Abstract
Most studies of ideal-body media effects on body image focus on the extreme thinness of the models, not their idealness. In modern media, this idealness is often created or maximized via digital image editing. This experiment tested the effects of image editing outside the research-typical context of exclusive thinness. Original unretouched photographs were manipulated by a professional retoucher to produce unretouched and retouched image conditions. In a third condition (retouched-aware), the retouched images were explicitly labeled as retouched. Adolescents ( N = 393, average age 15.43) were randomly assigned to one of these conditions or a no-exposure control, and they completed a questionnaire following exposure. Objectified body consciousness increased and physical self-esteem decreased among male and female adolescents in the retouched-aware condition only. This boomerang effect of retouching awareness is explored in the discussion.
NOTES
FUNDING
This research was supported by a grant from the William T. Grant Foundation.
Notes
1. The decisions made by the image editor reflected both his personal assumptions about physical attractiveness and, more broadly, his knowledge of what makes an image marketable in U.S. media. The changes he made to the images were not in the service of some essentially attractive ideal, but in the service of what his expertise taught him will sell in modern media and what U.S. consumers of visual media seem to prefer based on the contract-booking success of the models whose portfolios he has retouched.

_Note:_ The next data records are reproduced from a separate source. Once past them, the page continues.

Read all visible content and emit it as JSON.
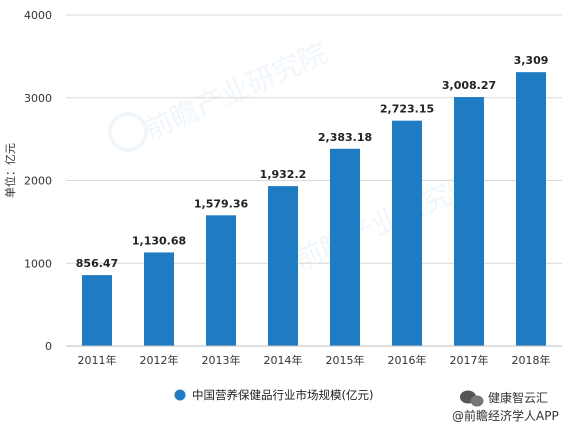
{
  "chart_data": {
    "type": "bar",
    "categories": [
      "2011年",
      "2012年",
      "2013年",
      "2014年",
      "2015年",
      "2016年",
      "2017年",
      "2018年"
    ],
    "values": [
      856.47,
      1130.68,
      1579.36,
      1932.2,
      2383.18,
      2723.15,
      3008.27,
      3309
    ],
    "value_labels": [
      "856.47",
      "1,130.68",
      "1,579.36",
      "1,932.2",
      "2,383.18",
      "2,723.15",
      "3,008.27",
      "3,309"
    ],
    "ylabel": "单位：亿元",
    "ylim": [
      0,
      4000
    ],
    "yticks": [
      0,
      1000,
      2000,
      3000,
      4000
    ],
    "ytick_labels": [
      "0",
      "1000",
      "2000",
      "3000",
      "4000"
    ],
    "grid": "horizontal",
    "legend_position": "bottom",
    "series": [
      {
        "name": "中国营养保健品行业市场规模(亿元)",
        "color": "#1f7bc2"
      }
    ]
  },
  "watermark": {
    "line1": "健康智云汇",
    "line2": "@前瞻经济学人APP",
    "background_text": "前瞻产业研究院"
  },
  "colors": {
    "bar": "#1f7bc2",
    "grid": "#d9d9d9",
    "axis": "#bfbfbf"
  }
}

2. The sample images represent the female and male photographic subjects with the greatest degree of body-shape alteration in the booklets. None of the other subjects had as much hourglass-shape enhancement as the sample female or V-taper enhancement as the sample male, but they were all subtly enhanced in a similar way. The image editor verified that this type of enhancement is universal in model portfolio retouching. Thus, it may be impossible to apply an ecologically valid retouching manipulation that is 100% independent of thinness since the hourglass and V-taper shapes have slightly narrowed waists relative to shoulders. However, the final photographs still featured a range of body sizes (some significantly heavier than those shown here), so the stimuli for this study still represent appearance ideals well outside the context of exclusive thinness.
3. In exploratory ANCOVAs, age (dichotomized at the median); race (White vs. a second group composed of African Americans, Latinas and Latinos, and other racial designations); and BMI (dichotomized at the median) were tested as potential moderators of the retouching manipulation. None interacted significantly with the retouching manipulation, so they were retained as covariates (with age and BMI in non-dichotomized, continuous form) on the basis of significant zero-order correlations with the dependent variables. Specifically, physical self-esteem and Whiteness were negatively correlated for girls, r = −.21, p < .001, as were physical self-esteem and BMI for both girls, r = −.25, p < .001, and boys, r = −.36, p < .001. There were no significant correlations between objectified body consciousness and age, race, or BMI. In the ANCOVAs constructed to test the hypotheses, none of the covariates significantly predicted objectified body consciousness, although all three predicted physical self-esteem: BMI, F(1, 317) = 31.26, p < .001, η2 = .09; race, F(1, 317) = 31.26, p < .001, η2 = .09; and age, F(1, 317) = 5.35, p < .05, η2 = .02.